Why Trump biopic The Apprentice was censored in Hong Kong
The controversial movie starring Sebastian Stan that chronicles Donald Trump’s rise to power was cut for its Hong Kong cinema release
Controversial Donald Trump biopic The Apprentice began showing in Hong Kong cinemas on Thursday – despite an official release date of November 28 – but the film had not escaped local censors beforehand.
Directed by Iranian-Danish filmmaker Ali Abbasi (Holy Spider), The Apprentice stars Sebastian Stan as Trump and chronicles his rise to power as a property tycoon in New York during the 1970s and ’80s, up until the publication of his ghostwritten book The Art of the Deal in 1987.

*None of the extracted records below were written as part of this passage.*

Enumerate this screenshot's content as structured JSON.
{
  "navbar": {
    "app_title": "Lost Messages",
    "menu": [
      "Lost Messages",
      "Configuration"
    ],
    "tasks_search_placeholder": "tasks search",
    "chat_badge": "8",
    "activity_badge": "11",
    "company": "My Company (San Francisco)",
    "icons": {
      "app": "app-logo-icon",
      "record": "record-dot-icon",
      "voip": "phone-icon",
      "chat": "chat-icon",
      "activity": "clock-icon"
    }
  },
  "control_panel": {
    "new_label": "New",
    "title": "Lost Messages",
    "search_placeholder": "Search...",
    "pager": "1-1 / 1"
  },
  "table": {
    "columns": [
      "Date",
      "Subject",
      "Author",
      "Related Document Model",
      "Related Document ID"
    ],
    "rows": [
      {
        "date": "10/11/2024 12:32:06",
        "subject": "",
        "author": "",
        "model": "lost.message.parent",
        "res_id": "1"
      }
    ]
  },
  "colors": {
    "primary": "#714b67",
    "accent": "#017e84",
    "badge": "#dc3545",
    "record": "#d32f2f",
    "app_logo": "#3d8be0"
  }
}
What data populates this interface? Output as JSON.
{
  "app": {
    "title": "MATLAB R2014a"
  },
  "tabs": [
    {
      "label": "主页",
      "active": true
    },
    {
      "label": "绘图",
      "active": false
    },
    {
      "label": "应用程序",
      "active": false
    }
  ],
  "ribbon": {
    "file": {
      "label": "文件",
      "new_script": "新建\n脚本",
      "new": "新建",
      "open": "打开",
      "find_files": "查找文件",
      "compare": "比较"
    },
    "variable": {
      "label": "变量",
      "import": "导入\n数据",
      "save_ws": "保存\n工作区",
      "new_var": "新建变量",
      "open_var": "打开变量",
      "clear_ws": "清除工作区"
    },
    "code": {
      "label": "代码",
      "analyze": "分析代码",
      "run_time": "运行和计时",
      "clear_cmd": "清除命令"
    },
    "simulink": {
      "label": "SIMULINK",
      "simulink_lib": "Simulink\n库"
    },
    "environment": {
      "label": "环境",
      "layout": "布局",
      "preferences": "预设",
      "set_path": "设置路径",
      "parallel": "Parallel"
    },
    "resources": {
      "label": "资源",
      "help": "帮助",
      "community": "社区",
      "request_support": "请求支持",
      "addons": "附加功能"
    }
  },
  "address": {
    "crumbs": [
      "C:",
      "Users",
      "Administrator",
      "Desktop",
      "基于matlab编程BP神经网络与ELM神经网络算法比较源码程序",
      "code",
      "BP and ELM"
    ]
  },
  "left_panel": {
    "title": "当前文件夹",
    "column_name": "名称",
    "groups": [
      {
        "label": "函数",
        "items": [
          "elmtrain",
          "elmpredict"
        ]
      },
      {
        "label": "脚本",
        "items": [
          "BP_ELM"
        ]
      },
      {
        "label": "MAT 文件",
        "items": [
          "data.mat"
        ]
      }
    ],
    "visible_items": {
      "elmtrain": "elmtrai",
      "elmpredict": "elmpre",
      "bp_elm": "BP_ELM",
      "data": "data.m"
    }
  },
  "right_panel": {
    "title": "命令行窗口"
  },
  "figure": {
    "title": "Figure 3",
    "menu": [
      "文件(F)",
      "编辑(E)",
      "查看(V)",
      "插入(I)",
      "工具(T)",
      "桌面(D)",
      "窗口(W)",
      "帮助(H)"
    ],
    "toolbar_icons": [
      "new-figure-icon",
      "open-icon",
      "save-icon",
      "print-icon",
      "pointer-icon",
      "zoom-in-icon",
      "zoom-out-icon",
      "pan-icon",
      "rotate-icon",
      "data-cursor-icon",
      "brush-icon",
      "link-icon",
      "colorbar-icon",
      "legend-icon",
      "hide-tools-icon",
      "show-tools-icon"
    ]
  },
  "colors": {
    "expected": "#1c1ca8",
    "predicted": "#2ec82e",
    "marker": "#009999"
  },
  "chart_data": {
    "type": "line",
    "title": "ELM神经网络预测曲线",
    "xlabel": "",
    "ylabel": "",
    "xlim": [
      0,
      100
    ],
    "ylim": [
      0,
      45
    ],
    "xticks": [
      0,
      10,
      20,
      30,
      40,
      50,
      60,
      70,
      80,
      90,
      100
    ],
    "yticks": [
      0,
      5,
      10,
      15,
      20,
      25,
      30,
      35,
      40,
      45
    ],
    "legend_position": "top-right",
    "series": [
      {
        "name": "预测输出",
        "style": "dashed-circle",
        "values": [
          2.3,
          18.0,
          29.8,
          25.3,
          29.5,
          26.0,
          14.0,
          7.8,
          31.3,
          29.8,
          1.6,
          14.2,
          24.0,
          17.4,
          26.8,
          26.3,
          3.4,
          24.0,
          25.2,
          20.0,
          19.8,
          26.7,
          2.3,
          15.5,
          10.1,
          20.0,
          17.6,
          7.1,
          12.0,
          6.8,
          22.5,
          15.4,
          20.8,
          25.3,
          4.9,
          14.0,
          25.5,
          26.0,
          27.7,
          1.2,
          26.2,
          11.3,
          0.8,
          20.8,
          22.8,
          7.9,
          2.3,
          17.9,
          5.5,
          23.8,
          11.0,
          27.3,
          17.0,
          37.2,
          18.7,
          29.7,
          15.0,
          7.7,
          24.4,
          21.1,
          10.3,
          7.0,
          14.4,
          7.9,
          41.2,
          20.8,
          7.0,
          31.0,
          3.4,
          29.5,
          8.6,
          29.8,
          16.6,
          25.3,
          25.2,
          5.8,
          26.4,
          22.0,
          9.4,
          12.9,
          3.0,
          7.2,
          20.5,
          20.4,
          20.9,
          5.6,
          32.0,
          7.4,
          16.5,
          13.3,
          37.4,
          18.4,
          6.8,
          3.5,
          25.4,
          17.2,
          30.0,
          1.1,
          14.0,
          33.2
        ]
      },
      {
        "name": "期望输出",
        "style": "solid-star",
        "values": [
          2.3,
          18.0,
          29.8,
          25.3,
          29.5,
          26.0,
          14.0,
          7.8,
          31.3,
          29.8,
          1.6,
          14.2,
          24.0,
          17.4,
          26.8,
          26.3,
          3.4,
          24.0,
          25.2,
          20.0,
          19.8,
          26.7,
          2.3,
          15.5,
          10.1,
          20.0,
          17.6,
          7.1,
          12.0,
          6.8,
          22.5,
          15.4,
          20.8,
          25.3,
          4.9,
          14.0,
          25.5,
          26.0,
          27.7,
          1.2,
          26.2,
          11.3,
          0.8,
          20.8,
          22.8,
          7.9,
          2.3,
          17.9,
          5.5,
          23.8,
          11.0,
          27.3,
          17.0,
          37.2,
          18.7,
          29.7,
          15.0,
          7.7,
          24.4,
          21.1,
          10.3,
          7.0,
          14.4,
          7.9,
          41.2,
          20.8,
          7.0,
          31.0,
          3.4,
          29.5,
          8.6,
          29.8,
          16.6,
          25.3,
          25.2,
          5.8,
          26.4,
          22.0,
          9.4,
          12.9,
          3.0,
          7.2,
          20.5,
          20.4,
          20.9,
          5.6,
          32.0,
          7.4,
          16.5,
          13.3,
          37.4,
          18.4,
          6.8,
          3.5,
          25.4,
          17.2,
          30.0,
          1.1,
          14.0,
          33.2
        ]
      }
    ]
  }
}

Trump’s fraught relationships with his father (played by Martin Donovan), older brother Fred Jnr (Charlie Carrick) and first wife Ivana (Maria Bakalova) are featured in some detail, but the primary focus of the narrative is his mentorship by the contentious prosecutor Roy Cohn, played on-screen by Succession star Jeremy Strong.
It was Cohn who schooled Trump in his bullish negotiation tactics: to always attack opponents, never admit to being wrong and to always claim victory.
Beyond Trump’s questionable business practices, The Apprentice does not shy away from his personal misgivings either, openly detailing his infidelities, impotence and racial prejudices, as well as his liposuction and scalp-reduction surgeries, the latter of which led to his infamously bizarre hairstyle.